I’m still chewing on a clip I saw of Byron Allen in conversation with Harvard Law School Lecturer on Law Stephanie Robinson, where Allen shared thoughts on the numerous racial barriers he’s had to deal with in his journey to becoming the head of what’s touted as “the most successful Black-owned media group in history, with ownership of the Weather Channel as well as 36 ABC, CBS, and Fox television stations.” Allen’s current bid for the Denver Broncos could make him the first Black owner of an NFL team.
Allen speaks of the pattern of the four D’s: “They dismiss you, they discredit you when you speak up, they demonize you, and they destroy you. They perfected that on women: She’s a witch, burn her at the stake.’ Then they dropped it on Black people. That’s the matrix in which we live.”
These four D’s have been acted out on me by two white folks, and it all started because I failed to put a trigger warning on two readings. I own my oversight, but that’s the only thing I did wrong. When I refused to kowtow, when I didn’t give them power, when I said “No” when they insisted I remove the essays from my reading list (la gente si tiene cojones), they tried to do what a black writer who was also present and witnessed it all, dubbed a metaphorical lynching. Y’all they’re even trying the respectability politics bs, saying I curse too much, I’m too much this and too much that, and I am therefore unprofessional. As if we don’t already know that respectability politics is rooted in racism.
To this I say, unequivocally, with no tremor in my voice or hesitation: Fuck You. How’s that?
This incident, my fury and my middle-finger-in-the-air-screaming-I-don’t-care, inspired this week’s prompt.
The Prompt
Write about a time you were silenced. What happened? What did you do in turn? Did you internalize it? Did you write it down? Talk to a friend? Did you let it sit in your maw and grind down on it, causing you damage? What do you wish you’d done differently ? What would have you done the same?
The Pearl
I used to think artists were somehow better people, more enlightened. How could your serrated edges not be smoothed, your bias checked, your jaw unclenched when creating art? Isn’t art a conversation with the divine? Doesn’t this mean artists are close(r) to God? Let me tell you, I was so wrong about this.
You are still dealing with humans with their own beauty and rot. Remember that and act accordingly. And don’t let anyone fuck with you. And definitely don’t let them silence you.

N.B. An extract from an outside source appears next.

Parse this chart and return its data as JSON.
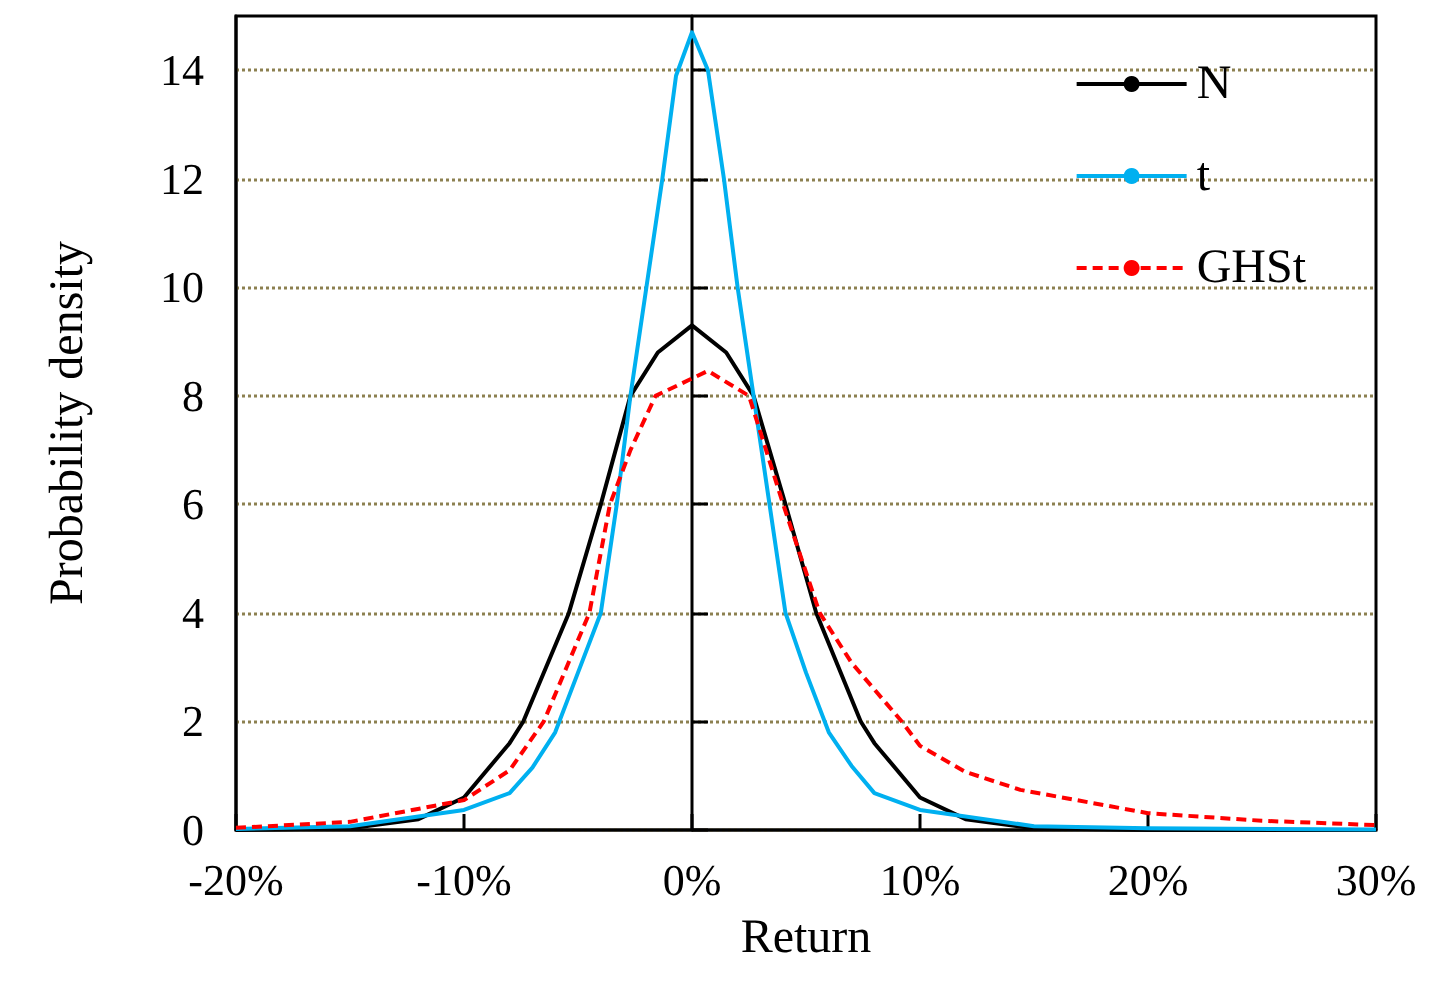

And when the sun rises we are afraid
it might not remain
when the sun sets we are afraid
it might not rise in the morning
when our stomachs are full we are afraid
of indigestion
when our stomachs are empty we are afraid
we may never eat again
when we are loved we are afraid
love will vanish
when we are alone we are afraid
love will never return
and when we speak we are afraid
our words will not be heard
nor welcomed
but when we are silent
we are still afraidSo it is better to speak
remembering
we were never meant to survive.(excerpted from Litany of Survival by Audre Lorde)
Se me cuidan,
Vanessa
Thank you for giving words to our experiences. People say there is no I in team? There is no I in FU either. Keep doing you. You are a treasure . Gracias. k Dios te bendiga
I'm always stunned when I say something about a racist thing I've witnessed or happened to me and the person I tell about it just acts uncomfortable and embarrassed, as if I just peed on their carpet. It's their silence that freaks me out. Like, they are trying to pretend I didn't just say what I said, and gaslight me into wondering if I said it, or if I imagined what I told them about. Even worse is when it's my own family doing this. I'm multiracial (white father, self-hating afro-latine-indigenous-denying "mestiza" mother), and as you can imagine, it's complicated.